Open enrollment on the Affordable Care Act's (ACA's) exchanges is set to begin, but signing up for coverage remains confusing for many, a new analysis shows.
That's one of several trends to watch during the sign-up window, which begins Nov. 1 and runs through Jan. 15, according to experts at KFF. As part of its annual look at consumers' experiences with insurance, the researchers polled more than 3,600 adults in the U.S. who have coverage.
The study found that more than a third (35%) of people enrolled in marketplace plans find it either somewhat or very difficult to find the right coverage.
That's significantly high compared to people enrolled in other types of plans. Just 15% said the same for Medicare, 17% for employer-sponsored plans and 19% for Medicaid.
"Marketplace coverage is unique as it often operates as a transitional source of coverage for millions of people when they find themselves ineligible for employer-sponsored coverage or coverage such as Medicaid or Medicare," the KFF researchers wrote. "There is a high degree of churn in and out of Marketplace coverage, and those signing up for the first time for this coverage will be unfamiliar with the process."
Outreach and access to key information varies between states and marketplaces, too, the KFF analysts noted. People are also faced with "option overload," which can make it difficult to select a plan.

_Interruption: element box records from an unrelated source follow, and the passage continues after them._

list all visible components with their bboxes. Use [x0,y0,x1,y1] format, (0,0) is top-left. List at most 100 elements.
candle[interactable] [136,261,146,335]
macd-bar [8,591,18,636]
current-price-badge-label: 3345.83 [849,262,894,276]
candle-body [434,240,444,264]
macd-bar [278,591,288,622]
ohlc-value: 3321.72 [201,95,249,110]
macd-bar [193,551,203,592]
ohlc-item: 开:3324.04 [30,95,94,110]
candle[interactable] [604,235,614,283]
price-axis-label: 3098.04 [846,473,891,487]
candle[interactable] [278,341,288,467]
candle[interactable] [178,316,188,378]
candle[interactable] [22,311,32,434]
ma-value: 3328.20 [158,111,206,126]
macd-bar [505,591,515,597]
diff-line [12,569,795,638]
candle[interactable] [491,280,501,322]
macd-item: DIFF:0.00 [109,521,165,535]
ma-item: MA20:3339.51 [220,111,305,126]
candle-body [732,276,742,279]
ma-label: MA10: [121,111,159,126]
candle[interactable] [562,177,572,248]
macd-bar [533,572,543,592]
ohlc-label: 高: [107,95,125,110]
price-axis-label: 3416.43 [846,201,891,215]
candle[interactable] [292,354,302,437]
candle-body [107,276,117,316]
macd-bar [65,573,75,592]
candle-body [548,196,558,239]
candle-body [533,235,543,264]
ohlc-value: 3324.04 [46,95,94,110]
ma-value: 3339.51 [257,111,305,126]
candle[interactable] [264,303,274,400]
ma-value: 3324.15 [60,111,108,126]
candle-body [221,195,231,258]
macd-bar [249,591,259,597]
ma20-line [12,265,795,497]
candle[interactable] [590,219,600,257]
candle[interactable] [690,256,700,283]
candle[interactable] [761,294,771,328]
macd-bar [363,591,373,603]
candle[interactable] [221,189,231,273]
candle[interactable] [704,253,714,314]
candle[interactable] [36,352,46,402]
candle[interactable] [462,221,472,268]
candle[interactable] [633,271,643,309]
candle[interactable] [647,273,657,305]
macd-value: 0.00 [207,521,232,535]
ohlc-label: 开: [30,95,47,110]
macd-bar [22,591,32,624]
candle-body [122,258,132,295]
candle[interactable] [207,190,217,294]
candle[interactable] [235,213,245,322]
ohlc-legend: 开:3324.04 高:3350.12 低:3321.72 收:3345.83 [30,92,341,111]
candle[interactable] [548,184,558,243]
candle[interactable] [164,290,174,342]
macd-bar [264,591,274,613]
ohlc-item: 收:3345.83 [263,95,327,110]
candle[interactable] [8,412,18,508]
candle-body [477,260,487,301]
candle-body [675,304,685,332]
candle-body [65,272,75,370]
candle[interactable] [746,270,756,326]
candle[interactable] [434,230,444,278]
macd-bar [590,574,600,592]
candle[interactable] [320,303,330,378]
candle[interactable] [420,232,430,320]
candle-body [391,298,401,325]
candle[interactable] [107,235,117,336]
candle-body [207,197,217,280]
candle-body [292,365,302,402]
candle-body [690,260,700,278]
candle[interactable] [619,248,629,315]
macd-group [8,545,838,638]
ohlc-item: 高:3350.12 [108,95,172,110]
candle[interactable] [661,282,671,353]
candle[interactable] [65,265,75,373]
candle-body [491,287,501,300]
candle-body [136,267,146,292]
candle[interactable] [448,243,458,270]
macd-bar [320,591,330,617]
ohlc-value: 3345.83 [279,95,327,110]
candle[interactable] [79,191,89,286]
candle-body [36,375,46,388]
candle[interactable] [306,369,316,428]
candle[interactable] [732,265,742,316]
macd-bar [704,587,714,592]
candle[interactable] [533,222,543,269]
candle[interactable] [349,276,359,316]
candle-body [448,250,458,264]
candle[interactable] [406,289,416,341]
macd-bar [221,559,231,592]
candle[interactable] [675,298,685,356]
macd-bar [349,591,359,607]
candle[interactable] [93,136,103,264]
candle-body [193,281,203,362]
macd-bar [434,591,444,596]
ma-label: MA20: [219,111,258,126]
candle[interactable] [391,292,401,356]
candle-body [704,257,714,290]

Here are four other open enrollment trends to watch, courtesy of the experts at KFF.
Enrollment could reach record highs yet again
Sign-ups for exchange plans have continued to set records, with 15.7 million people choosing a plan during the 2023 open enrollment period, surpassing highs in 2021 and 2022.

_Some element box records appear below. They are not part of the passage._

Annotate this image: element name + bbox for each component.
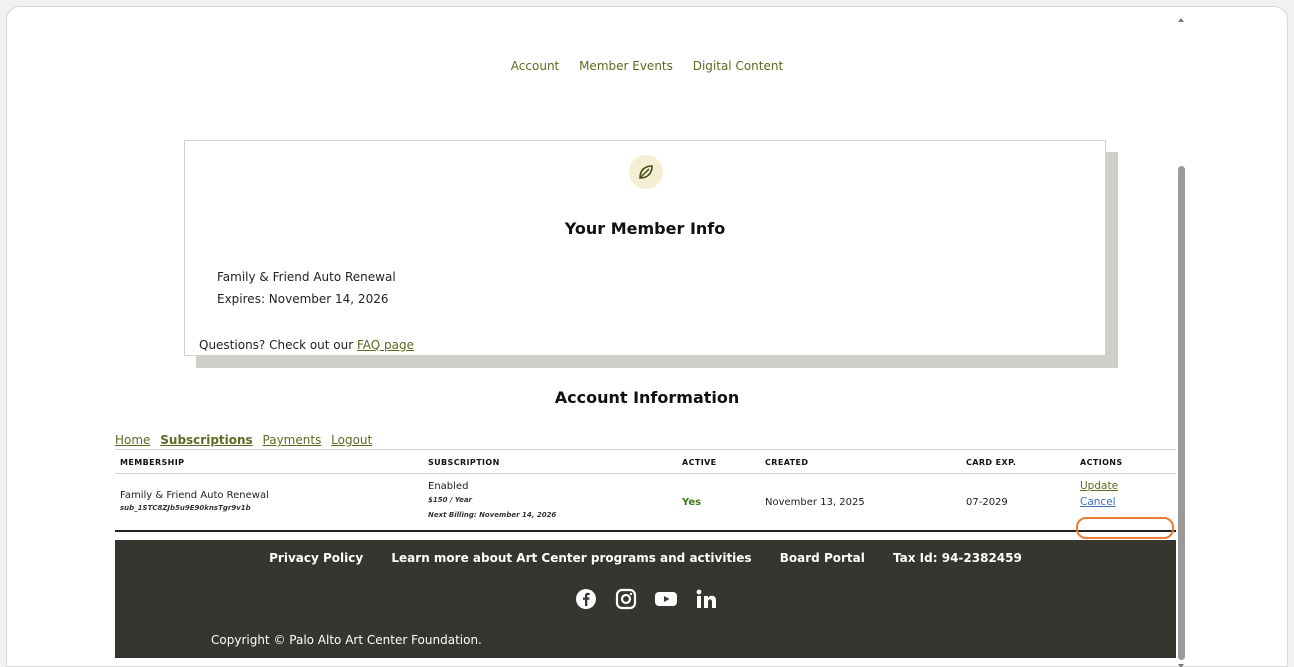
leaf-icon: [629, 155, 663, 189]
account-info-title: Account Information: [554, 388, 740, 407]
subnav-subscriptions[interactable]: Subscriptions: [160, 433, 252, 447]
account-subnav: Home Subscriptions Payments Logout: [115, 433, 378, 447]
col-membership: MEMBERSHIP: [120, 458, 185, 467]
faq-link[interactable]: FAQ page: [357, 338, 414, 352]
col-actions: ACTIONS: [1080, 458, 1123, 467]
facebook-icon[interactable]: [574, 587, 598, 611]
page-scrollbar[interactable]: [1177, 14, 1187, 667]
scroll-up-icon[interactable]: [1178, 18, 1184, 22]
membership-expiry: Expires: November 14, 2026: [217, 292, 389, 306]
subnav-payments[interactable]: Payments: [263, 433, 322, 447]
col-subscription: SUBSCRIPTION: [428, 458, 500, 467]
subscription-cell: Enabled $150 / Year Next Billing: Novemb…: [428, 481, 557, 519]
table-header: MEMBERSHIP SUBSCRIPTION ACTIVE CREATED C…: [115, 450, 1176, 474]
cancel-link[interactable]: Cancel: [1080, 496, 1118, 508]
youtube-icon[interactable]: [654, 587, 678, 611]
nav-member-events[interactable]: Member Events: [579, 59, 673, 73]
nav-account[interactable]: Account: [511, 59, 559, 73]
table-row: Family & Friend Auto Renewal sub_1STC8ZJ…: [115, 474, 1176, 539]
top-nav: Account Member Events Digital Content: [0, 59, 1294, 73]
created-date: November 13, 2025: [765, 497, 865, 508]
membership-name: Family & Friend Auto Renewal: [217, 270, 396, 284]
scroll-thumb[interactable]: [1178, 166, 1185, 660]
membership-cell: Family & Friend Auto Renewal sub_1STC8ZJ…: [120, 490, 269, 512]
footer-links: Privacy Policy Learn more about Art Cent…: [115, 551, 1176, 565]
member-info-title: Your Member Info: [564, 219, 726, 238]
footer-board-portal[interactable]: Board Portal: [780, 551, 865, 565]
nav-digital-content[interactable]: Digital Content: [693, 59, 783, 73]
footer-tax-id: Tax Id: 94-2382459: [893, 551, 1022, 565]
footer-programs-link[interactable]: Learn more about Art Center programs and…: [391, 551, 751, 565]
col-card-exp: CARD EXP.: [966, 458, 1017, 467]
member-info-card: Your Member Info Family & Friend Auto Re…: [184, 140, 1106, 356]
subscriptions-table: MEMBERSHIP SUBSCRIPTION ACTIVE CREATED C…: [115, 449, 1176, 539]
col-created: CREATED: [765, 458, 809, 467]
subscription-price: $150 / Year: [428, 496, 473, 504]
subnav-home[interactable]: Home: [115, 433, 150, 447]
col-active: ACTIVE: [682, 458, 717, 467]
linkedin-icon[interactable]: [694, 587, 718, 611]
next-billing: Next Billing: November 14, 2026: [428, 511, 557, 519]
social-icons: [115, 587, 1176, 611]
instagram-icon[interactable]: [614, 587, 638, 611]
site-footer: Privacy Policy Learn more about Art Cent…: [115, 540, 1176, 658]
faq-prompt: Questions? Check out our FAQ page: [199, 338, 415, 352]
subscription-id: sub_1STC8ZJb5u9E90knsTgr9v1b: [120, 504, 251, 512]
cancel-highlight: [1076, 517, 1174, 539]
active-status: Yes: [682, 497, 702, 508]
copyright-text: Copyright © Palo Alto Art Center Foundat…: [211, 633, 482, 647]
footer-privacy-policy[interactable]: Privacy Policy: [269, 551, 363, 565]
actions-cell: Update Cancel: [1080, 480, 1118, 508]
update-link[interactable]: Update: [1080, 480, 1118, 492]
card-expiry: 07-2029: [966, 497, 1008, 508]
subnav-logout[interactable]: Logout: [331, 433, 372, 447]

Earlier this year, states began to resume eligibility determinations in Medicaid, and KFF's data show that 9.5 million people have been booted from Medicaid and the Children's Health Insurance Program so far under this process, largely due to procedural reasons. There are likely people in this group who qualify for subsidies on the ACA exchanges, which could drive higher enrollment.
Overall, enrollment in marketplace plans largely plateaued between 2015 and 2016, before changes in response to the COVID-19 pandemic drove sign-ups to spike in 2022 and 2023.

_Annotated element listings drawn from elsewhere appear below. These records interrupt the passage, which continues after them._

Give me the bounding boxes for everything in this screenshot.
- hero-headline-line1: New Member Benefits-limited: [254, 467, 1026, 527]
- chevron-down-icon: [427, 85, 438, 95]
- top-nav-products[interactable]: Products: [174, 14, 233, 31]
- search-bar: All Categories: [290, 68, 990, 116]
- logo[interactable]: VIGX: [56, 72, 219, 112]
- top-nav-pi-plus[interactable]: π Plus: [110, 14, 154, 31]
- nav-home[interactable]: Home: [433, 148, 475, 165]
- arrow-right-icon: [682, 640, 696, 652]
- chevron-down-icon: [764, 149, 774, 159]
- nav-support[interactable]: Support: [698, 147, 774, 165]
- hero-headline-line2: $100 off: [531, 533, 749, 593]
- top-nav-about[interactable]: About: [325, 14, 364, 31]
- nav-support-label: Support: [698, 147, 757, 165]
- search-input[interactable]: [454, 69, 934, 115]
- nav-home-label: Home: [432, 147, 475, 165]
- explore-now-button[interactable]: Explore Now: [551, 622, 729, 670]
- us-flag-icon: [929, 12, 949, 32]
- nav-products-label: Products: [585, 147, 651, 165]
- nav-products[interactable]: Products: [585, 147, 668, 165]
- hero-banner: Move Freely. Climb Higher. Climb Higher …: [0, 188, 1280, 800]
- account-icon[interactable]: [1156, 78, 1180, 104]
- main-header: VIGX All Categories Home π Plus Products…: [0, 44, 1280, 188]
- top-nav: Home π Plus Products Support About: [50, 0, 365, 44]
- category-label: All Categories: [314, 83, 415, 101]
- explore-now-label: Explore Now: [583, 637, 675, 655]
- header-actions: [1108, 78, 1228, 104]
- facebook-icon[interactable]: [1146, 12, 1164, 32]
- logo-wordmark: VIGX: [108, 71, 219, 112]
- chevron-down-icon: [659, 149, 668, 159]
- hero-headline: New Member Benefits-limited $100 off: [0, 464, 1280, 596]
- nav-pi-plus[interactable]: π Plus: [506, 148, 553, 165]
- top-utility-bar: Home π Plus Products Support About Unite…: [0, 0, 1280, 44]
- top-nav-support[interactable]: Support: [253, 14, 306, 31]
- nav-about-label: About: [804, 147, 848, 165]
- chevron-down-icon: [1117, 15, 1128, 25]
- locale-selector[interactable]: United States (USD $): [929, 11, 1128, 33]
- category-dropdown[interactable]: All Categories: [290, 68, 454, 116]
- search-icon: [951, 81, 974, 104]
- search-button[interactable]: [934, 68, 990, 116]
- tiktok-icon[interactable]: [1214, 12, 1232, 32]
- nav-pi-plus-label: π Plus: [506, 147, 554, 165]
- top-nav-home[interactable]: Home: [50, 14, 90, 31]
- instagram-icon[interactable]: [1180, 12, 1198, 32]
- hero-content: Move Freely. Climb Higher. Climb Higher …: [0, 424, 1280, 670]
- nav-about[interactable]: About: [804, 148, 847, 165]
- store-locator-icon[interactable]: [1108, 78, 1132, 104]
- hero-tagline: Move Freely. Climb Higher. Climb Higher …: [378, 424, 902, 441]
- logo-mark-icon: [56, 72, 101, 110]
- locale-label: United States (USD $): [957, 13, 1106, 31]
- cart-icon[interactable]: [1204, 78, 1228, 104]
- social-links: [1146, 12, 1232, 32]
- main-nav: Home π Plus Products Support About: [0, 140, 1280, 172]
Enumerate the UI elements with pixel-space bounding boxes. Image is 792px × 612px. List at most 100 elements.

Inflation is driving up premiums
While most people who secure coverage on the ACA exchanges qualify for subsidies that significantly lower the cost of premiums, unsubsidized premiums are on the rise.
KFF projects that premiums for the second lowest cost silver plan, or the benchmark the feds use to determine subsidies, will rise by 5% on average for 2024. Premiums for the lowest cost bronze plan are set to rise by 6% on average, KFF said.
Rising inflation as well as a return to more normal utilization rates as the pandemic recedes are key factors in driving up premiums. Serving as a counterweight, however, are expanded subsidies rolled out by the Biden administration that ensure large swaths of the population are "sheltered from the sticker price of the premium," according to the analysis.
State-level changes could have a wide array of impacts
Changes in individual states could impact multiple facets of the enrollment period depending on where potential enrollees are living, according to the report. For example, California will offer additional cost-sharing reduction subsidies that will lower out-of-pocket costs and deductibles.
These additional subsidies are likely to reach 4 in 10 people enrolled in Covered California, KFF said.
North Carolina, meanwhile, will expand its Medicaid program beginning Dec. 1, which could lead to people who would otherwise be in exchange plans making the switch to Medicaid.
And in Washington state, undocumented immigrants can begin to sign up for plans using income-based subsidies for the 2024 plan year.
More insurer entrants than exits for 2024
While there are some notable exits for the coming year, KFF said insurer participation in the exchanges is set to overall be more robust than in years past.
Oscar Health will depart the California market due to disappointing profits, and Cigna will exit Kansas and Missouri, according to the report. However, other insurers are entering new states, including California, Colorado, Delaware, Indiana, Maryland, Nevada, New Jersey, New Mexico, Oklahoma, Pennsylvania, South Carolina, Utah and Wisconsin.
"There are more insurers entering new markets than there are plans exiting from the Marketplace," the analysts wrote.